GMMTools

Summary

Preliminary/In progress.

A toolbox for generalized method of moments (GMM) with functionality aimed at streamlining estimating models that have long runtime, using parallel computing.

This package takes care of several `menial' tasks: saving and loading estimation results from files, seamlessly continuing long-running jobs that failed mid-estimation, creating publication-ready tables using RegressionTables.jl. The package gives special attention to the optimizer "backend" used to minimize the GMM objective function, and several options are available.

Key Features

Core estimation features:

one- and two-step GMM estimation
nonlinear optimizer: support for Optim.jl and LsqFit.jl backends, multiple initial conditions, box constraints, automatic differentiation (AD)
inference: (1) asymptotic i.i.d. and (2) Bayesian (weighted) bootstrap

Convenience features:

integrated with RegressionTables.jl for publication-quality tables
efficiently resume estimation based on incomplete results (e.g. when bootstrap run #63, or initial condition #35, fails or runs out of time or out of memory after many hours)
parallel over initial conditions (embarrassingly parallel using Distributed.jl)
parallel bootstrap
suitable for running on computer clusters (e.g. using slurm)
simple option to normalize parameters before they are fed to the optimizer
simple example to estimate a subset of parameters and use fixed values for the others (works with AD)

Example

See a fully worked out example in

examples/example_ols.jl

The following tutorial covers how to install Julia and this package and explains the above example script line by line: docs/src/tutorials/gmm.md. It aims to be accessible to first-time Julia users who are familiar with the econometrics of GMM.

Basic usage

The user must provide a moment function mom_fn(data, theta) that takes a data object (it can be a DataFrame or any other object) and a parameter vector theta. The function must returns an $N\times M$ matrix, where $N$ is the number of observations and $M$ is the number of moments.
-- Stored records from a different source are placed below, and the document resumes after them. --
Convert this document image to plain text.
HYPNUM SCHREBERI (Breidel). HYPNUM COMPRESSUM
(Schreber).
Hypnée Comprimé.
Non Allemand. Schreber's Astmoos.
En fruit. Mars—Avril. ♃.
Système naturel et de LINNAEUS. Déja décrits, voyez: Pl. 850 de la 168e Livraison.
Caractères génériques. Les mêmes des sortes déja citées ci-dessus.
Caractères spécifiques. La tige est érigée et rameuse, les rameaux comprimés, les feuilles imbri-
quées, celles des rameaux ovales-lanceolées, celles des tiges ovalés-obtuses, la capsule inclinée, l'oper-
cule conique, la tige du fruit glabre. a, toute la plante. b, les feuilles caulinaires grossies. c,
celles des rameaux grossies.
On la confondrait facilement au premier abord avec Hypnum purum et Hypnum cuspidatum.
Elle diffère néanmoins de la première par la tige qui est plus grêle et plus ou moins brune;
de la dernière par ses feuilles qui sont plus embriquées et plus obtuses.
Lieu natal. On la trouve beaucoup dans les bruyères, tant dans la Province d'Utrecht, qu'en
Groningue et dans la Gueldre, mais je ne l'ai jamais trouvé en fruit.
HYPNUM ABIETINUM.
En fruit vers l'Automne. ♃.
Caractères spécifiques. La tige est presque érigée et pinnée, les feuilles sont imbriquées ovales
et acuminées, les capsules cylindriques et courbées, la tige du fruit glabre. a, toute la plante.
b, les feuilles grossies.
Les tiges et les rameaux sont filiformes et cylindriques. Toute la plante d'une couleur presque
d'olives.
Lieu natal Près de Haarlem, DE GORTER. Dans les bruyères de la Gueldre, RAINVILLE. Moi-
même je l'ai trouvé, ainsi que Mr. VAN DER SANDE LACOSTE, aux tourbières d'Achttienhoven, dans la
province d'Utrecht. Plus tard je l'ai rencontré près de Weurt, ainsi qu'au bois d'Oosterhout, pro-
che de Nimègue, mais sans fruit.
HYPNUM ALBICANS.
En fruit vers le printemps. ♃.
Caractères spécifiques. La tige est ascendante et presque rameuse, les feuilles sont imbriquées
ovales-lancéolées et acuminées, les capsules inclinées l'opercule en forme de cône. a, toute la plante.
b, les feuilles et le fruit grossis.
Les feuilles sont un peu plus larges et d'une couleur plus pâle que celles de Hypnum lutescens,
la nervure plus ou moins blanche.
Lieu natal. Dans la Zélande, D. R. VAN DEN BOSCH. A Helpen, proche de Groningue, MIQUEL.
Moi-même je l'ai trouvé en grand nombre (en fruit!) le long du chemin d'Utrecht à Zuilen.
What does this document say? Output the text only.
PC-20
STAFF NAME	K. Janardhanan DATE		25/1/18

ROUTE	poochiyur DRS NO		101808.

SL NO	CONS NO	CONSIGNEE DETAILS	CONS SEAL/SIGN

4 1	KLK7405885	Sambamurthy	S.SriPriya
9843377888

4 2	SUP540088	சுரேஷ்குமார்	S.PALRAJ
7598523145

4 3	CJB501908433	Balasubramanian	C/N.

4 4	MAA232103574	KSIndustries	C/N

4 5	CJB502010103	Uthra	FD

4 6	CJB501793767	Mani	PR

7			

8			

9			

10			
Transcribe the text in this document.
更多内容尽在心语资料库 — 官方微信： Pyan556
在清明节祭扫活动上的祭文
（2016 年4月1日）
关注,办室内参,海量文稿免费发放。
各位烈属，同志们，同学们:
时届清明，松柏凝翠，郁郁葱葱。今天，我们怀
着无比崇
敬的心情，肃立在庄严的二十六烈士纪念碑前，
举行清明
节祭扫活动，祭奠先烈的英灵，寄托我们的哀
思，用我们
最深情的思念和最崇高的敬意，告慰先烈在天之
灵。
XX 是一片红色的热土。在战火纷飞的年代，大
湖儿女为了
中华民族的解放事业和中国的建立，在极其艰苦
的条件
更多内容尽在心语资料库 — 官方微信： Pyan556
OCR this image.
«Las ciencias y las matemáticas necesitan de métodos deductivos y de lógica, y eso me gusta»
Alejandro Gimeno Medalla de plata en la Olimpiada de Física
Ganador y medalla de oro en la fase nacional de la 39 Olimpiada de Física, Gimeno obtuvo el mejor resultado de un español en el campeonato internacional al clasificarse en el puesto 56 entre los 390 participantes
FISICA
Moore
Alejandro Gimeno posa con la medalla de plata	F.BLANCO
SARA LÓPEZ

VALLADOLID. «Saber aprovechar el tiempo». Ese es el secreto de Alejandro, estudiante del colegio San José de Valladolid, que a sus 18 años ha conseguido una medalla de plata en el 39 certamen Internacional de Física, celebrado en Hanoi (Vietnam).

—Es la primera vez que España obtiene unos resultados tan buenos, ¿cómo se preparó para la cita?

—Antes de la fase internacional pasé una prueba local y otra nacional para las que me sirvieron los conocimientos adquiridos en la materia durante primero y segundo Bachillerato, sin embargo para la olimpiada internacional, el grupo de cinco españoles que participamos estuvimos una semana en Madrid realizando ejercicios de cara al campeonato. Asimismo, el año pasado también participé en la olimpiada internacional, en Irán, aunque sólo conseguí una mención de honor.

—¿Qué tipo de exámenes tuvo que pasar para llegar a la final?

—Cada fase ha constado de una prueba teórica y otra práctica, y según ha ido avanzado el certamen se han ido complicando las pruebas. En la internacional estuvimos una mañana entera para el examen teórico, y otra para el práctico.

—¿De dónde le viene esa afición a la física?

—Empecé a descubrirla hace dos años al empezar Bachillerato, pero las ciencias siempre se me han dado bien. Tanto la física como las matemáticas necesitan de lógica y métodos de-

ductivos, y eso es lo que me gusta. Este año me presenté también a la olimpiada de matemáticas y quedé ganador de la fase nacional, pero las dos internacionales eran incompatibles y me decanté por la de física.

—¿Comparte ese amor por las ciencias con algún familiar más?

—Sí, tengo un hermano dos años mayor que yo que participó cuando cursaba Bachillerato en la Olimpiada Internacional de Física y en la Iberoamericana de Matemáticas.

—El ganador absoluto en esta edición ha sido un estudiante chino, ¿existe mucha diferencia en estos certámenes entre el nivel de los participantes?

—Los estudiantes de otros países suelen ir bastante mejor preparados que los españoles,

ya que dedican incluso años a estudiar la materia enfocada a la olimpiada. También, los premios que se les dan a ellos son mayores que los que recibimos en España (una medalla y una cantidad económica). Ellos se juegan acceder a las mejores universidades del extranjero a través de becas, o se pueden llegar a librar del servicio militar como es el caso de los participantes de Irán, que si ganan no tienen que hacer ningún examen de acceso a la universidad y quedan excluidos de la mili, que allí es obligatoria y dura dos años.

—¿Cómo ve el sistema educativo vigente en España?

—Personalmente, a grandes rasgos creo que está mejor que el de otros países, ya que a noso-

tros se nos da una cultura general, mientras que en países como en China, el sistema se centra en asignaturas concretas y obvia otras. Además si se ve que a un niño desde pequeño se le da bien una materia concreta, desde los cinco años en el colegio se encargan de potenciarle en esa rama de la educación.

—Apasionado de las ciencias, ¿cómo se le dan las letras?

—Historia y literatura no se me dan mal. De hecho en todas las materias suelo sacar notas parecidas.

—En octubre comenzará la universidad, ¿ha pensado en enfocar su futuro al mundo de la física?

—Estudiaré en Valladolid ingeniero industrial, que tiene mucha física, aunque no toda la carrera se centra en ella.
To estimate a model using two-step optimal GMM, compute the asymptotic variance-covariance matrix, and display a table with the results, run

myfit = GMMTools.fit(MYDATA, mom_fn, theta0) # defaults: identify weights matrix, one-step GMM
GMMTools.vcov_simple(MYDATA, mom_fn, myfit)
GMMTools.regtable(myfit)

The parameter theta0 is either a vector of size $P$, or a $K\times P$ matrix with $K$ sets of initial conditions. The convenience function GMMTools.random_initial_conditions(theta0::Vector, K::Int; theta_lower=nothing, theta_upper=nothing) generates K random initial conditions around theta0 (and between theta_lower and theta_upper, if provided).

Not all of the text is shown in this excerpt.